Sebetulnya koalisi yang terbentuk atas pertimbangan pragmatis bisa saja bertahan lama, asal: pertama, terdapat kesepakatan atas platform politik bersama; kedua, menang dalam perebutan kursi di legislatif atau eksekutif. Dua syarat tersebut tidak dimiliki oleh KMP, sehingga anggotanya cenderung tidak tahan jadi koalisi oposisi.
Jika pun ada yang mencoba dan berhasil bertahan, itu pun lebih karena gengsi elit politiknya. Dalam hal ini PDIP bertahan jadi opoisisi lebih karena pilihan politik Megawati yang merasa dikhianti SBY. Demikian juga dengan Partai Gerindra, lebih karena pilihan politik Prabowo, yang juga merasa dikhianati PDIP dan Megawati.
Jika memang demikian, bagaimana masa depan Partai Gerindra dan Prabowo Subianto? Akankah Partai Gerindra mengulangi sukses PDIP setelah sepuluh tahun bertahan jadi oposisi sendirian? Lalu, bagaimana peluang Prabowo menjadi presiden terpilih pada Pemilu 2019?
Pertama kali mengikuti pemilu pada Pemilu 2009, Partai Gerindra sudah menunjukkan performanya.
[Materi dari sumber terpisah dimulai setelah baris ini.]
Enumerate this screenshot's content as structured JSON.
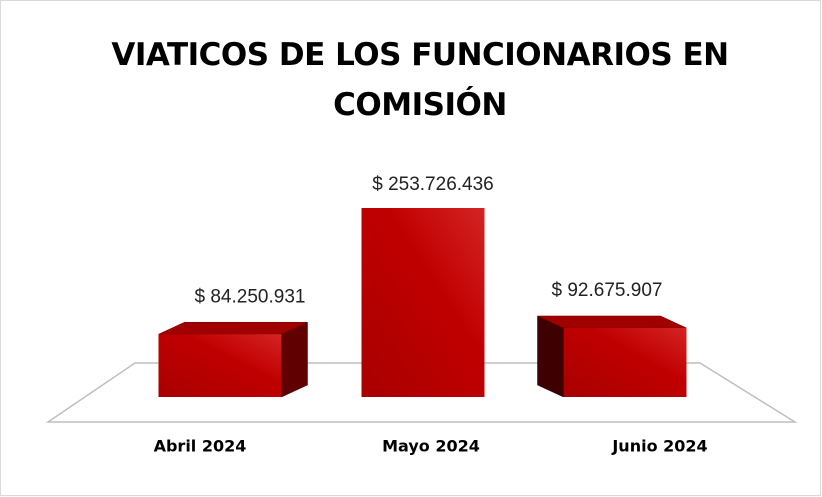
{
  "chart_data": {
    "type": "bar3d",
    "title": "VIATICOS DE LOS FUNCIONARIOS EN COMISIÓN",
    "categories": [
      "Abril 2024",
      "Mayo 2024",
      "Junio 2024"
    ],
    "values": [
      84250931,
      253726436,
      92675907
    ],
    "value_labels": [
      "$ 84.250.931",
      "$ 253.726.436",
      "$ 92.675.907"
    ],
    "color": "#c00000"
  }
}
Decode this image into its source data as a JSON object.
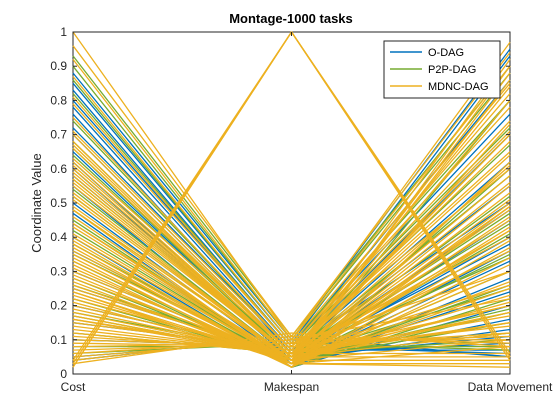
{
  "chart_data": {
    "type": "line",
    "subtype": "parallel-coordinates",
    "title": "Montage-1000 tasks",
    "ylabel": "Coordinate Value",
    "xlabel": "",
    "categories": [
      "Cost",
      "Makespan",
      "Data Movement"
    ],
    "ylim": [
      0,
      1
    ],
    "yticks": [
      "0",
      "0.1",
      "0.2",
      "0.3",
      "0.4",
      "0.5",
      "0.6",
      "0.7",
      "0.8",
      "0.9",
      "1"
    ],
    "grid": false,
    "legend_position": "top-right",
    "series": [
      {
        "name": "O-DAG",
        "color": "#0072BD",
        "lines": [
          [
            0.88,
            0.1,
            0.95
          ],
          [
            0.85,
            0.09,
            0.93
          ],
          [
            0.83,
            0.08,
            0.86
          ],
          [
            0.8,
            0.08,
            0.76
          ],
          [
            0.78,
            0.07,
            0.7
          ],
          [
            0.76,
            0.06,
            0.62
          ],
          [
            0.7,
            0.06,
            0.55
          ],
          [
            0.65,
            0.05,
            0.48
          ],
          [
            0.62,
            0.04,
            0.45
          ],
          [
            0.6,
            0.04,
            0.4
          ],
          [
            0.55,
            0.03,
            0.36
          ],
          [
            0.5,
            0.03,
            0.33
          ],
          [
            0.47,
            0.02,
            0.28
          ],
          [
            0.44,
            0.03,
            0.24
          ],
          [
            0.4,
            0.02,
            0.2
          ],
          [
            0.36,
            0.03,
            0.16
          ],
          [
            0.3,
            0.04,
            0.13
          ],
          [
            0.25,
            0.05,
            0.11
          ],
          [
            0.2,
            0.06,
            0.09
          ],
          [
            0.15,
            0.07,
            0.07
          ],
          [
            0.1,
            0.08,
            0.06
          ],
          [
            0.05,
            0.1,
            0.05
          ],
          [
            0.04,
            0.11,
            0.05
          ],
          [
            0.72,
            0.07,
            0.5
          ],
          [
            0.58,
            0.05,
            0.38
          ]
        ]
      },
      {
        "name": "P2P-DAG",
        "color": "#77AC30",
        "lines": [
          [
            0.93,
            0.11,
            0.9
          ],
          [
            0.9,
            0.1,
            0.88
          ],
          [
            0.86,
            0.09,
            0.8
          ],
          [
            0.82,
            0.08,
            0.72
          ],
          [
            0.74,
            0.07,
            0.67
          ],
          [
            0.68,
            0.06,
            0.58
          ],
          [
            0.64,
            0.05,
            0.52
          ],
          [
            0.57,
            0.05,
            0.47
          ],
          [
            0.52,
            0.04,
            0.41
          ],
          [
            0.48,
            0.04,
            0.35
          ],
          [
            0.42,
            0.03,
            0.3
          ],
          [
            0.38,
            0.03,
            0.26
          ],
          [
            0.33,
            0.02,
            0.22
          ],
          [
            0.28,
            0.03,
            0.18
          ],
          [
            0.22,
            0.04,
            0.15
          ],
          [
            0.17,
            0.05,
            0.12
          ],
          [
            0.12,
            0.06,
            0.1
          ],
          [
            0.08,
            0.08,
            0.08
          ],
          [
            0.06,
            0.09,
            0.07
          ],
          [
            0.35,
            0.04,
            0.6
          ],
          [
            0.26,
            0.05,
            0.44
          ],
          [
            0.45,
            0.03,
            0.8
          ],
          [
            0.18,
            0.06,
            0.34
          ],
          [
            0.66,
            0.05,
            0.25
          ],
          [
            0.54,
            0.04,
            0.19
          ]
        ]
      },
      {
        "name": "MDNC-DAG",
        "color": "#EDB120",
        "lines": [
          [
            1.0,
            0.1,
            0.97
          ],
          [
            0.96,
            0.11,
            0.94
          ],
          [
            0.92,
            0.1,
            0.9
          ],
          [
            0.87,
            0.09,
            0.85
          ],
          [
            0.81,
            0.08,
            0.82
          ],
          [
            0.79,
            0.08,
            0.78
          ],
          [
            0.75,
            0.07,
            0.74
          ],
          [
            0.71,
            0.07,
            0.71
          ],
          [
            0.67,
            0.06,
            0.68
          ],
          [
            0.63,
            0.06,
            0.64
          ],
          [
            0.61,
            0.05,
            0.61
          ],
          [
            0.59,
            0.05,
            0.58
          ],
          [
            0.56,
            0.05,
            0.56
          ],
          [
            0.53,
            0.04,
            0.53
          ],
          [
            0.51,
            0.04,
            0.51
          ],
          [
            0.49,
            0.04,
            0.49
          ],
          [
            0.46,
            0.03,
            0.46
          ],
          [
            0.43,
            0.03,
            0.43
          ],
          [
            0.41,
            0.03,
            0.42
          ],
          [
            0.39,
            0.02,
            0.39
          ],
          [
            0.37,
            0.02,
            0.37
          ],
          [
            0.34,
            0.02,
            0.34
          ],
          [
            0.32,
            0.02,
            0.32
          ],
          [
            0.29,
            0.03,
            0.3
          ],
          [
            0.27,
            0.03,
            0.27
          ],
          [
            0.24,
            0.03,
            0.25
          ],
          [
            0.23,
            0.04,
            0.23
          ],
          [
            0.21,
            0.04,
            0.21
          ],
          [
            0.19,
            0.05,
            0.2
          ],
          [
            0.16,
            0.05,
            0.18
          ],
          [
            0.14,
            0.06,
            0.17
          ],
          [
            0.13,
            0.06,
            0.15
          ],
          [
            0.11,
            0.07,
            0.14
          ],
          [
            0.09,
            0.08,
            0.12
          ],
          [
            0.07,
            0.09,
            0.11
          ],
          [
            0.05,
            0.1,
            0.1
          ],
          [
            0.04,
            0.11,
            0.09
          ],
          [
            0.03,
            0.12,
            0.08
          ],
          [
            0.35,
            0.03,
            0.9
          ],
          [
            0.3,
            0.04,
            0.88
          ],
          [
            0.25,
            0.05,
            0.8
          ],
          [
            0.2,
            0.06,
            0.7
          ],
          [
            0.15,
            0.07,
            0.65
          ],
          [
            0.1,
            0.08,
            0.6
          ],
          [
            0.28,
            0.04,
            0.55
          ],
          [
            0.18,
            0.05,
            0.45
          ],
          [
            0.12,
            0.06,
            0.4
          ],
          [
            0.22,
            0.05,
            0.36
          ],
          [
            0.08,
            0.09,
            0.3
          ],
          [
            0.16,
            0.06,
            0.26
          ],
          [
            0.06,
            0.1,
            0.22
          ],
          [
            0.26,
            0.04,
            0.18
          ],
          [
            0.7,
            0.06,
            0.2
          ],
          [
            0.62,
            0.05,
            0.15
          ],
          [
            0.55,
            0.05,
            0.12
          ],
          [
            0.48,
            0.04,
            0.1
          ],
          [
            0.4,
            0.03,
            0.08
          ],
          [
            0.66,
            0.06,
            0.06
          ],
          [
            0.58,
            0.05,
            0.05
          ],
          [
            0.44,
            0.04,
            0.04
          ],
          [
            0.36,
            0.03,
            0.03
          ],
          [
            0.33,
            0.03,
            0.02
          ],
          [
            0.02,
            1.0,
            0.05
          ],
          [
            0.03,
            1.0,
            0.04
          ],
          [
            0.04,
            1.0,
            0.05
          ],
          [
            0.02,
            1.0,
            0.06
          ],
          [
            0.48,
            0.02,
            0.49
          ],
          [
            0.44,
            0.03,
            0.73
          ],
          [
            0.38,
            0.02,
            0.62
          ],
          [
            0.31,
            0.03,
            0.5
          ],
          [
            0.24,
            0.04,
            0.48
          ],
          [
            0.17,
            0.05,
            0.42
          ],
          [
            0.52,
            0.04,
            0.86
          ],
          [
            0.57,
            0.05,
            0.92
          ],
          [
            0.6,
            0.05,
            0.7
          ],
          [
            0.68,
            0.06,
            0.84
          ]
        ]
      }
    ]
  }
}
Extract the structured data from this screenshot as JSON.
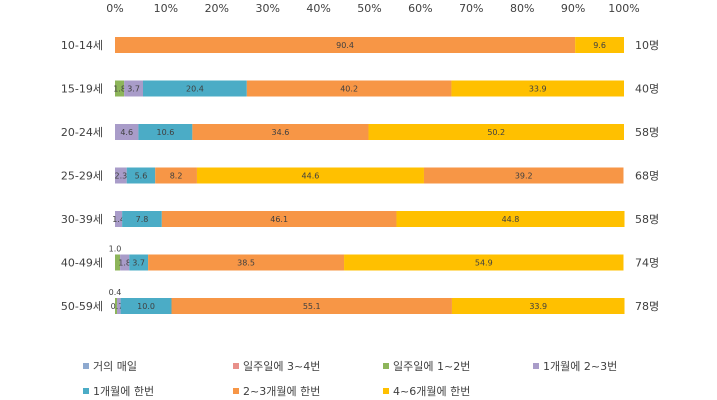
{
  "chart_data": {
    "type": "bar",
    "orientation": "horizontal",
    "stacked": "percent",
    "xlim": [
      0,
      100
    ],
    "tick_labels": [
      "0%",
      "10%",
      "20%",
      "30%",
      "40%",
      "50%",
      "60%",
      "70%",
      "80%",
      "90%",
      "100%"
    ],
    "categories": [
      "10-14세",
      "15-19세",
      "20-24세",
      "25-29세",
      "30-39세",
      "40-49세",
      "50-59세"
    ],
    "counts": [
      "10명",
      "40명",
      "58명",
      "68명",
      "58명",
      "74명",
      "78명"
    ],
    "legend_position": "bottom",
    "series": [
      {
        "name": "거의 매일",
        "color": "#8EA9CF",
        "values": [
          0,
          0,
          0,
          0,
          0,
          0,
          0
        ],
        "labels": [
          "",
          "",
          "",
          "",
          "",
          "",
          ""
        ]
      },
      {
        "name": "일주일에 3~4번",
        "color": "#E8908A",
        "values": [
          0,
          0,
          0,
          0,
          0,
          0,
          0
        ],
        "labels": [
          "",
          "",
          "",
          "",
          "",
          "",
          ""
        ]
      },
      {
        "name": "일주일에 1~2번",
        "color": "#8DB55A",
        "values": [
          0,
          1.8,
          0,
          0,
          0,
          1.0,
          0.4
        ],
        "labels": [
          "",
          "1.8",
          "",
          "",
          "",
          "1.0",
          "0.4"
        ]
      },
      {
        "name": "1개월에 2~3번",
        "color": "#A99CC9",
        "values": [
          0,
          3.7,
          4.6,
          2.3,
          1.4,
          1.8,
          0.7
        ],
        "labels": [
          "",
          "3.7",
          "4.6",
          "2.3",
          "1.4",
          "1.8",
          "0.7"
        ]
      },
      {
        "name": "1개월에 한번",
        "color": "#4BACC6",
        "values": [
          0,
          20.4,
          10.6,
          5.6,
          7.8,
          3.7,
          10.0
        ],
        "labels": [
          "",
          "20.4",
          "10.6",
          "5.6",
          "7.8",
          "3.7",
          "10.0"
        ]
      },
      {
        "name": "2~3개월에 한번",
        "color": "#F79646",
        "values": [
          90.4,
          40.2,
          34.6,
          8.2,
          46.1,
          38.5,
          55.1
        ],
        "labels": [
          "90.4",
          "40.2",
          "34.6",
          "8.2",
          "46.1",
          "38.5",
          "55.1"
        ]
      },
      {
        "name": "4~6개월에 한번",
        "color": "#FFC000",
        "values": [
          9.6,
          33.9,
          50.2,
          44.6,
          44.8,
          54.9,
          33.9
        ],
        "labels": [
          "9.6",
          "33.9",
          "50.2",
          "44.6",
          "44.8",
          "54.9",
          "33.9"
        ]
      },
      {
        "name": "",
        "color": "#F79646",
        "values": [
          0,
          0,
          0,
          39.2,
          0,
          0,
          0
        ],
        "labels": [
          "",
          "",
          "",
          "39.2",
          "",
          "",
          ""
        ]
      }
    ]
  }
}
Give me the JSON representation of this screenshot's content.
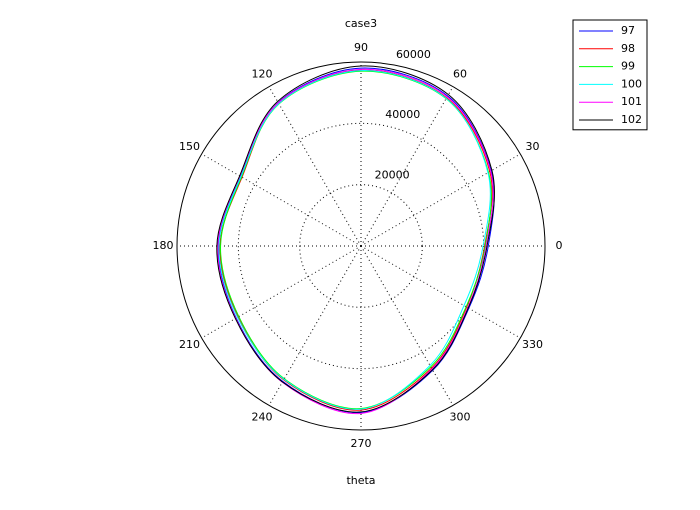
{
  "chart_data": {
    "type": "polar",
    "title": "case3",
    "xlabel": "theta",
    "theta": [
      0,
      30,
      60,
      90,
      120,
      150,
      180,
      210,
      240,
      270,
      300,
      330
    ],
    "rlim": [
      0,
      60000
    ],
    "rticks": [
      20000,
      40000,
      60000
    ],
    "thetaticks": [
      0,
      30,
      60,
      90,
      120,
      150,
      180,
      210,
      240,
      270,
      300,
      330
    ],
    "grid": true,
    "legend": "upper right",
    "series": [
      {
        "name": "97",
        "color": "#0000ff",
        "values": [
          41500,
          49000,
          56500,
          58000,
          54000,
          45300,
          46500,
          47000,
          51000,
          54300,
          46800,
          40600
        ]
      },
      {
        "name": "98",
        "color": "#ff0000",
        "values": [
          40300,
          48500,
          55800,
          57300,
          53700,
          44800,
          46000,
          46300,
          50400,
          53500,
          46000,
          39800
        ]
      },
      {
        "name": "99",
        "color": "#00ff00",
        "values": [
          40500,
          48000,
          55500,
          57000,
          53500,
          45000,
          45800,
          46000,
          50000,
          53000,
          45500,
          39600
        ]
      },
      {
        "name": "100",
        "color": "#00ffff",
        "values": [
          39800,
          47800,
          55600,
          57200,
          53600,
          45200,
          46300,
          46500,
          50200,
          53200,
          45000,
          38800
        ]
      },
      {
        "name": "101",
        "color": "#ff00ff",
        "values": [
          40800,
          48800,
          56200,
          57600,
          53900,
          45600,
          46700,
          47200,
          51300,
          54600,
          46300,
          40200
        ]
      },
      {
        "name": "102",
        "color": "#000000",
        "values": [
          41100,
          49300,
          57000,
          58700,
          54400,
          45700,
          47000,
          47300,
          51200,
          54100,
          46600,
          40400
        ]
      }
    ]
  }
}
Perolehan kursi partai yang didirikan Prabowo ini mengalahkan pamor Partai Hanura yang juga didirikan oleh pensiunan jenderal Wiranto. Pada Pemilu 2014 Partai Gerindra menjadi partai terbesar ketiga, di bawah PDIP dan Partai Golkar.
Konsisten berada di jalur oposisi selama lima tahun bersama PDIP, Partai Gerindra dan PDIP mendapat limpahan suara atas ketidakpuasan koalisi gemuk pendukung pemerintahan SBY-Boediono: Partai Demokrat, Partai Golkar, PKS, PAN, PKB, dan PPP. Tentu saja wibawa Prabowo yang terus menaik mejelang Pemilu 2014 juga menjadi faktor yang menambah perolehan suara Partai Gerindra.
Sejauh ini, Prabowo masih menjadi satu-satunya alternatif untuk menyaingi Jokowi dalam Pemilu 2019 nanti. Memang usia sudah melampaui batas rata-rata pemimpin nasional, padahal pada saat yang sama Jokowi justru memasuki usia paling produktif. Namun para lover Prabowo masih bertahan, dan jumlahnya akan semakin bertambah jika mereka yang manaruh harapan besar pada Jokowi kecewa.
Prabowo mungkin bisa belajar dari Lula da Silva, Ketua Partai Pekerja Brasil. Tokoh ini konsisten menjaga ideologi partai sekaligus menawarkan program-program alternatif yang masuk akal bagi publik. Tiga kali mencalonkan diri menjadi presiden, Lula gagal, namun kali keempat dia berhasil. Selama dua periode kepresidenannya Lula membawa Brasil menjadi negara yang disegani secara politik karena kekuatan ekonominya.